魔法使いの立ち位置が佑にはよく分からなかったが、恐らく褒められているのではないかと思う。
「ルミールだとネットに繋がらないから、使える機能がだいぶ制限されてるんですよ、これでも。竜樹とデータのやり取りするのが精一杯だし。……でもまぁ、使えるものは使って、どうにかしますよ」
仕立て屋から届いた貴族風の衣装に身を包み、髪の毛をキッチリオールバックに固めると、急拵えのソルザック侯爵が出来上がった。袖口からはチラチラと、三連の石のブレスレットが見える。中身が平凡な銀行員だとは、傍目からは分からないだろう。
「小悪魔もマントを羽織れば王子になるとは、よく言ったものだな」
唸りながら情報を頭に叩き込んでいる佑の元に、リディアがやって来た。黒い魔女のドレス、髪は綺麗に編み込まれ、化粧もいつもの紫系ではなく、年頃の少女に似合うピンク色に統一されている。
「それって、馬子にも衣装的な?」
「よく分からんが、多分それだ」
悪戯っぽく頬を緩めるリディアに、佑は少しドキリとした。
「リディアさんは、お姫様みたいに見えますよ。お似合いです」
「お、お世辞は要らんぞッ!! こんな子ども染みた格好、恥ずかしいったら……」
佑は懐からスマホを取り出し、シャッターを切った。パシャッとライトが光ると、リディアは「目くらましかっ!!」と両手で顔を隠した。
「違いますよ。酷いな。レニにも見せてあげたくて。こんな可愛いリディアさんを見たら、レニはきっと惚れ直しますよ……!!」
「見せるって何だ!! 全く、その魔具で一体何種類の魔法が使えるのだ!!」
「あはは。魔法じゃないですって」
「どれどれタスク。私にも見せてくれ」
ライオネルはすっかりスマホの機能を理解して、画面を覗き込んできた。佑と一緒に写真を確認し、おおっと感嘆の声を上げる。

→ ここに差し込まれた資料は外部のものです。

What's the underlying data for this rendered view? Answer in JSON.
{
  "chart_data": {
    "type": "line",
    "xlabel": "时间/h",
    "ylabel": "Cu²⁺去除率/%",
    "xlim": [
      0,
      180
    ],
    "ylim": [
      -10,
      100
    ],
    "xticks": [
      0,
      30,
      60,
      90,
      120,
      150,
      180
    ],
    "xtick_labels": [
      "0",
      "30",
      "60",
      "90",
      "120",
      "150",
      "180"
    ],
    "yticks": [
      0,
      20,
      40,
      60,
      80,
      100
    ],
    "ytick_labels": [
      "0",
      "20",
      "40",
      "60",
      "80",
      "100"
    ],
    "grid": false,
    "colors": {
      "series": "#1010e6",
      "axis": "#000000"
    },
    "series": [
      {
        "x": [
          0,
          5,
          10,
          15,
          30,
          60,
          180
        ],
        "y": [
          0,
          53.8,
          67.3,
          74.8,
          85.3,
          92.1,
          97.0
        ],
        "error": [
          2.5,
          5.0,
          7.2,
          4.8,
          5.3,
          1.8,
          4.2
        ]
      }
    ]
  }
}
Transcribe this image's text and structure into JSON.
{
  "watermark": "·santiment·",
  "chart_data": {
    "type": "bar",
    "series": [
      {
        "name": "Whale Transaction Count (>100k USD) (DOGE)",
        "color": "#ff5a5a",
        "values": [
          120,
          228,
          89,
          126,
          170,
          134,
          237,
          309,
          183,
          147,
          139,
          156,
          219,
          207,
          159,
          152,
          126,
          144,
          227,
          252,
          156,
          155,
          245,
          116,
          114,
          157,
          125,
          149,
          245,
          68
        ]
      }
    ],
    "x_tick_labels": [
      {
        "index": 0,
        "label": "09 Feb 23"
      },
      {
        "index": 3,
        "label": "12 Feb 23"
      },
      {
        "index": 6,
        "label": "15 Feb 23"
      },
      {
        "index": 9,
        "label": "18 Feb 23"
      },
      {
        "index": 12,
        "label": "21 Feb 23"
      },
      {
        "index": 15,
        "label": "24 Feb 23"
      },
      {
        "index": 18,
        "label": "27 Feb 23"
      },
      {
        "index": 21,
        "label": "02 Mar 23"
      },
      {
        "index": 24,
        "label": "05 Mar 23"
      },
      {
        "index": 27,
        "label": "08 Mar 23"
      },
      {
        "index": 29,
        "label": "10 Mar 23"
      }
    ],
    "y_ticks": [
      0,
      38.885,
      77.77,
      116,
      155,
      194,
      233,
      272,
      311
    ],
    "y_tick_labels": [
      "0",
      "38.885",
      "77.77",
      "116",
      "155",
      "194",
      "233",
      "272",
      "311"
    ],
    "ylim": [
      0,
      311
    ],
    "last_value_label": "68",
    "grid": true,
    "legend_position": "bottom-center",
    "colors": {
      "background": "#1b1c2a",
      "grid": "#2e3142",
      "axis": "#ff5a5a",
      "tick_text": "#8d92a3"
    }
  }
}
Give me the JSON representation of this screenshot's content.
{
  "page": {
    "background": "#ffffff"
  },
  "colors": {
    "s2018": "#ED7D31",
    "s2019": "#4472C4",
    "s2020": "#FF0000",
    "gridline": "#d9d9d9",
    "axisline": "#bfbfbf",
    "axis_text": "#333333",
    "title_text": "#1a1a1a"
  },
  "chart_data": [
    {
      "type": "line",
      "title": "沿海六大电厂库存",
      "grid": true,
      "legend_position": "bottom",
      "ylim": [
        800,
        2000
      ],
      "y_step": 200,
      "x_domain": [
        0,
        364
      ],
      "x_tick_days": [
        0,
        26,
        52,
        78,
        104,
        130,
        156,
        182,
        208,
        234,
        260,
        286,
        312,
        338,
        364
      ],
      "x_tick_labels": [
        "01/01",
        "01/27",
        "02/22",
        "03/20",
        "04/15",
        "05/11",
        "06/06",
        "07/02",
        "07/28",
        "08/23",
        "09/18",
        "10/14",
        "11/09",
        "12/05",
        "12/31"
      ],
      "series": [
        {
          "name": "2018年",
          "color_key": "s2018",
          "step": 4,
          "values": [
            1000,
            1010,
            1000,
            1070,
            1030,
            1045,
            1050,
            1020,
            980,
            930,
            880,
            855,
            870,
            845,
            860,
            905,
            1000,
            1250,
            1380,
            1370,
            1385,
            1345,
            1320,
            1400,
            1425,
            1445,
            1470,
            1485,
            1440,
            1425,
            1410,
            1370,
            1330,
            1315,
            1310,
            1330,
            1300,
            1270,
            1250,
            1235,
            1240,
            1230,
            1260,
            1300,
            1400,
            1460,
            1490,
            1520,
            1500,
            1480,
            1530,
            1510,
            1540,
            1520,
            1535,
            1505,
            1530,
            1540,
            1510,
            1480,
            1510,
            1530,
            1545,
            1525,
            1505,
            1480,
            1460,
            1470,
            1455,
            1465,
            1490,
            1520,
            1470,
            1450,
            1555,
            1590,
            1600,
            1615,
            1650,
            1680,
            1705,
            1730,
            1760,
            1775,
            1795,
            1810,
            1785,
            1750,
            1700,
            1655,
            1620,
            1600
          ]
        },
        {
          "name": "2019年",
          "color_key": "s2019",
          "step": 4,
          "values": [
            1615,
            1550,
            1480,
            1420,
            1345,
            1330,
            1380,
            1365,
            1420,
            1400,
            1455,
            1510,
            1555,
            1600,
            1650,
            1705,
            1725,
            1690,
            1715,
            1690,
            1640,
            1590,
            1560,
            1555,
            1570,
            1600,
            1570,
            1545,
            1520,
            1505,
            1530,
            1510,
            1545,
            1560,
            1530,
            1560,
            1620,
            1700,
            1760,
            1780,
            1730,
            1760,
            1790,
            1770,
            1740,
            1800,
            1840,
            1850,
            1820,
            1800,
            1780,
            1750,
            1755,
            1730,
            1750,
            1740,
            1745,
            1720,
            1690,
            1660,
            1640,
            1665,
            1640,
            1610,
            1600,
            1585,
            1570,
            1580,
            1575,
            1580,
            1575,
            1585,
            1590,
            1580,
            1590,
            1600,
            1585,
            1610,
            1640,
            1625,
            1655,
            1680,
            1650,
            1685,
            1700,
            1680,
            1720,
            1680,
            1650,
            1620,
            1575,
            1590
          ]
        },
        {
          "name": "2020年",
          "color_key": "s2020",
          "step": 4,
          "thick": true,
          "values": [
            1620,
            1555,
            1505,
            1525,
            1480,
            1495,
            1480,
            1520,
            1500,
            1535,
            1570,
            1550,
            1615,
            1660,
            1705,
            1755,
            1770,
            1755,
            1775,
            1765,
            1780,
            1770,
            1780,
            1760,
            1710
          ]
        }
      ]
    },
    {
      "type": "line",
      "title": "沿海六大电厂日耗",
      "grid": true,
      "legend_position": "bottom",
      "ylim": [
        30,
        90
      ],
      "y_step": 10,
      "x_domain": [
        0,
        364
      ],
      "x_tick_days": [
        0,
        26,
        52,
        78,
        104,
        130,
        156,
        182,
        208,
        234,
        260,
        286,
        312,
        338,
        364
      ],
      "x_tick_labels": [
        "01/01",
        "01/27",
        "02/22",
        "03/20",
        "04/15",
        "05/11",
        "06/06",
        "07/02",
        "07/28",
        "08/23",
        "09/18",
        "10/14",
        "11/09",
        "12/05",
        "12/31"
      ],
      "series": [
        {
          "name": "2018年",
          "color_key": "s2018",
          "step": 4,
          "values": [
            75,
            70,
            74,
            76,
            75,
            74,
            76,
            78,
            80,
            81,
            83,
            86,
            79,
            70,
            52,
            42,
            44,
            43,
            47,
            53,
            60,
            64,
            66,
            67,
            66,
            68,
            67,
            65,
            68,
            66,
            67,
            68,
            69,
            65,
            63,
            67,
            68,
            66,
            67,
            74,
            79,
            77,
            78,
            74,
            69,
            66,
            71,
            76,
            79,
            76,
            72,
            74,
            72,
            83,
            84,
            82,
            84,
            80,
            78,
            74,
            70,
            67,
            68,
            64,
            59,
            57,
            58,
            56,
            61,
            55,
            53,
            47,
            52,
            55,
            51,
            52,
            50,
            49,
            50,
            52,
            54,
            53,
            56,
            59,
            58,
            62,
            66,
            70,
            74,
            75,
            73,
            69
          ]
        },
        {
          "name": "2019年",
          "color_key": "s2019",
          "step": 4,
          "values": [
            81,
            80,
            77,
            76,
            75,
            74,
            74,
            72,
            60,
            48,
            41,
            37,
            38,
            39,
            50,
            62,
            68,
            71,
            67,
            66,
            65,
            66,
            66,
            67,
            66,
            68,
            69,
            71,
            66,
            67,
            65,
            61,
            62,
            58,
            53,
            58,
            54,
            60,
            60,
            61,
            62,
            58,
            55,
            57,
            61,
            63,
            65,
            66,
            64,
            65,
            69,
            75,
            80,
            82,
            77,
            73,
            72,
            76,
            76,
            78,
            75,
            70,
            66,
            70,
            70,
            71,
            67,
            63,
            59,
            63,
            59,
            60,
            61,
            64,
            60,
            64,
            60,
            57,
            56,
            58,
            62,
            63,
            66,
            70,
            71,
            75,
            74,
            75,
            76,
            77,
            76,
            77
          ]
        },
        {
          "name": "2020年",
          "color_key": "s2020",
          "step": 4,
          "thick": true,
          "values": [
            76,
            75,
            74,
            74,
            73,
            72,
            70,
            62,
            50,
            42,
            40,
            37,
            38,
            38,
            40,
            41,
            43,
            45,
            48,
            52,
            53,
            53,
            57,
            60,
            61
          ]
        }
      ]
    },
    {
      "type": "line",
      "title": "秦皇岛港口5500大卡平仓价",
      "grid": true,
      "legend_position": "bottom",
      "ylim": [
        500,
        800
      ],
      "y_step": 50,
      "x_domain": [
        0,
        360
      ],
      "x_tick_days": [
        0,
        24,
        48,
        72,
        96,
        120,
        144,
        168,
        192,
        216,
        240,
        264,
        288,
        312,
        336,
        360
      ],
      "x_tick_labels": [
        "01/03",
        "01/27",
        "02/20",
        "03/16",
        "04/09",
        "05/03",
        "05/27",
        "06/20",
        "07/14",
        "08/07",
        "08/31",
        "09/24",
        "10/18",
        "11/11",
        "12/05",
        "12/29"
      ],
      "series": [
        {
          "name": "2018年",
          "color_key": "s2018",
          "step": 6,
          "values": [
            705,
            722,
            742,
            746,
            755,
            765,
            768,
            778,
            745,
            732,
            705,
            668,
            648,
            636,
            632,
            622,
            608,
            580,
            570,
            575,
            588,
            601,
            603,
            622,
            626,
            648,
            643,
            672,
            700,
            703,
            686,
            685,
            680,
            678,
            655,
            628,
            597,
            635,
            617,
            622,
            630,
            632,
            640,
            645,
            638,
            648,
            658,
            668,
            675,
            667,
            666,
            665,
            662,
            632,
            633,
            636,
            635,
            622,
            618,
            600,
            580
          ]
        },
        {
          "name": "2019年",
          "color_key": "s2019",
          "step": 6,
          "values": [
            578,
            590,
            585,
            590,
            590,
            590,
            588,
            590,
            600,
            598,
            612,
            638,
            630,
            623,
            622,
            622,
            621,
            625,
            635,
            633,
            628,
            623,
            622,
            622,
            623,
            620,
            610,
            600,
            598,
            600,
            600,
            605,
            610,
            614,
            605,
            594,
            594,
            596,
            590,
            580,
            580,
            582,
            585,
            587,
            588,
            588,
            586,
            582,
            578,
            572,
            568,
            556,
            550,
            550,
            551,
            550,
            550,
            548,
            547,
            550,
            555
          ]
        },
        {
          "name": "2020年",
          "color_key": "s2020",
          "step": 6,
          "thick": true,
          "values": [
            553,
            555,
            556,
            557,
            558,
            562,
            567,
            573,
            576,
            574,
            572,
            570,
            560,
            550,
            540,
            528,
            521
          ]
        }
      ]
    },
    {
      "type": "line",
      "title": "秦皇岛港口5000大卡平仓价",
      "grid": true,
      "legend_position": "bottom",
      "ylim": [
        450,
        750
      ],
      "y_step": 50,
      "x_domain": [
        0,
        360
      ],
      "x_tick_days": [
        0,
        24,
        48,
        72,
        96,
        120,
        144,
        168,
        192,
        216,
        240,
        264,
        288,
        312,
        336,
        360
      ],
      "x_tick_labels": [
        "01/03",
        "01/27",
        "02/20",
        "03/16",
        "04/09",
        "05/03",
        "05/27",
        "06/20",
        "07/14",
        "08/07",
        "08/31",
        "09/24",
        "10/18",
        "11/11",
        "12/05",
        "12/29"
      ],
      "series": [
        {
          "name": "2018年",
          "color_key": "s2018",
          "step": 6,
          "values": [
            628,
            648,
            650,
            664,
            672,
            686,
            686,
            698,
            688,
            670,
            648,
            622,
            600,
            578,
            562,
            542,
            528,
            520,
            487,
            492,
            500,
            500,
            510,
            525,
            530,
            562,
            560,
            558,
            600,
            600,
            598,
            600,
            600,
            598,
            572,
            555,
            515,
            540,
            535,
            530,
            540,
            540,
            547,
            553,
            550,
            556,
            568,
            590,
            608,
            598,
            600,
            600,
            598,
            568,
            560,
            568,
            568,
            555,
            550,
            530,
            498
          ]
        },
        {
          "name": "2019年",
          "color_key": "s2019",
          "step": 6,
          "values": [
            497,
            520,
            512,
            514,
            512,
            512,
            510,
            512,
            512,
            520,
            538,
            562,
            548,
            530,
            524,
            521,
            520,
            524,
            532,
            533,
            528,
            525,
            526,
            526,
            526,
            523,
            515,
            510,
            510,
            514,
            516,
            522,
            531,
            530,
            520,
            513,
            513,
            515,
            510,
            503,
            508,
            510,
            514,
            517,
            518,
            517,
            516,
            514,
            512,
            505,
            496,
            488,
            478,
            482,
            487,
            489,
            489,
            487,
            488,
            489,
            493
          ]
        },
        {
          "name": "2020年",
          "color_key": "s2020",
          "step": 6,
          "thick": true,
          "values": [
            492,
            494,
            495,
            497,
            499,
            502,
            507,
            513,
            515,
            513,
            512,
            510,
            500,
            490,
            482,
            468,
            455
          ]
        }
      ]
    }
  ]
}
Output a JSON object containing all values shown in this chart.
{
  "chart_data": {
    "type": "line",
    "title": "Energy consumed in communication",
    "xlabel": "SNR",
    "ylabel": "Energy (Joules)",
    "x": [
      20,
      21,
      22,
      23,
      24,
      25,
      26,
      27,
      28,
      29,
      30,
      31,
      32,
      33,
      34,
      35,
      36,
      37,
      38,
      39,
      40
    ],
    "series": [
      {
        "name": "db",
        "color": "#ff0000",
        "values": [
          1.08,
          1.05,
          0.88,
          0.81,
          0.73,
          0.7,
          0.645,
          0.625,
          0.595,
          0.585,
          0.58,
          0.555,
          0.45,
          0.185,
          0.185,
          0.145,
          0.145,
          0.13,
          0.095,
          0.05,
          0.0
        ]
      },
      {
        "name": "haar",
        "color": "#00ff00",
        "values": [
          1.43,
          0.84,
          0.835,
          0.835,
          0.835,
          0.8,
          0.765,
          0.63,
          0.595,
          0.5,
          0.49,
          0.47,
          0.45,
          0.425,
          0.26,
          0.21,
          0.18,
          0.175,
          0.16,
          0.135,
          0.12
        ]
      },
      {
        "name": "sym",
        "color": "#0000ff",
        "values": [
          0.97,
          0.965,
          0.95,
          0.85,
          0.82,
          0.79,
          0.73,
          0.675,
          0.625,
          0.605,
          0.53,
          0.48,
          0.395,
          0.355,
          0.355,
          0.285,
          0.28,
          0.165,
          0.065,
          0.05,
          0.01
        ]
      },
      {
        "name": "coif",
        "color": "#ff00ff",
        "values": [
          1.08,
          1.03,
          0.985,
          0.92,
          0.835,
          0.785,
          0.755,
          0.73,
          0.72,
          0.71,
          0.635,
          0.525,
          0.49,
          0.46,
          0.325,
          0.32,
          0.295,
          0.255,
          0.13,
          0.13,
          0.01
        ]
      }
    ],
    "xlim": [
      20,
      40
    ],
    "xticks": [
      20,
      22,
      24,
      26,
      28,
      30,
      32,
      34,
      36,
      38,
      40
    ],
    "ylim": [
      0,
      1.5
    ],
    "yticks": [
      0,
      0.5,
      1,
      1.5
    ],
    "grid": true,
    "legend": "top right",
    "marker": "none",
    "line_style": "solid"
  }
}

「素晴らしい。この肖像なら、妻にしたがる貴族も多いでしょう」
「ライオネル、それじゃあ俺がレニに怒られますよ。ずっと独り身で、リディアさんを待ってるんですから」
「そうだったそうだった。薬師レニはガリム公国でも有名だからな。余計なことをしたのでは、何かあった時、助けて貰えなくなってしまう。ここはレニに譲るとしよう」
「なんの話をしているのだ……。男共は全く、幾つになってもしょうもない……」
リディアは呆れ顔だった。
が、いつもとは違って、ニヤニヤと嬉しそうに見える。
「後でちゃんとした写真も撮りましょう。こんな格好、結婚式以来だし。いい思い出になります」
「セリーナとの結婚式か。さぞや綺麗だったろう……」
「綺麗でしたよ。……写真、クラウドに上げてるから、ここじゃ見れないな。残念。本体に保存しとけば良かった……」
固めた髪を撫で付けながら、佑はふぅとため息をついた。
本当に、綺麗だったのだ。あの日の紗良は。
まるでおとぎ話の世界から出てきたみたいに、純白のウエディングドレスを着こなして、柔らかく微笑んでいた。あまりの美しさに、参列者みんなが息を呑んだ。
「親に反対されながらも、きちんと式は挙げたのか?」
ライオネルに聞かれ、佑はそうですと頷いた。
「金もなかったので、式というか簡略的な披露宴というか、その程度でしたけど。母にはどうにか参列して貰いました」
「お母さんは確か、君の実家では……」
「母は……、大家さん通じて、俺に内緒で紗良と会ってたんです。色々と話をして、こっそりやり取りしてたとかで。母には、自由がなかったのに……」
幼い頃から家族に虐げられる母の姿を見ていた話をしたとき、ライオネルはとても悲しそうにしていた。
佑は言いづらそうに、口元を歪ませた。
「……母だけには、見せたくて。普段着でも大丈夫なように、簡単なパーティにしたんです。あの日母は医者に行くって誤魔化して来たって言うんですよ。度肝を抜かれました。母親って、凄いですよね。どこにあんな度胸があったのかと」
立場の弱い母が、その日はとても満足そうで、帰宅後を気遣った佑に『心配要らないよ。おめでとう』と満面の笑みを見せたのを思い出す。
手土産を持たせることも出来なかったのに。
「女はいつだって強いですよ。セリーナ然り、ロザリーも、リディア殿も然り。大切なものの為に、とんでもないことを平気でやらかすんです。追い詰められたら、小さな身体で命だって張るんだから、敵いませんよ」
ロザリーも……、姉への縁談を引き受けた。ライオネルの愛が姉に向けられていると知っていたはずなのに、それでも、アラガルドの為にとガリム公国に嫁いだのだ。
「……ですね」
佑は在りし日の紗良のことを思い出し、ギュッと手を握り締めた。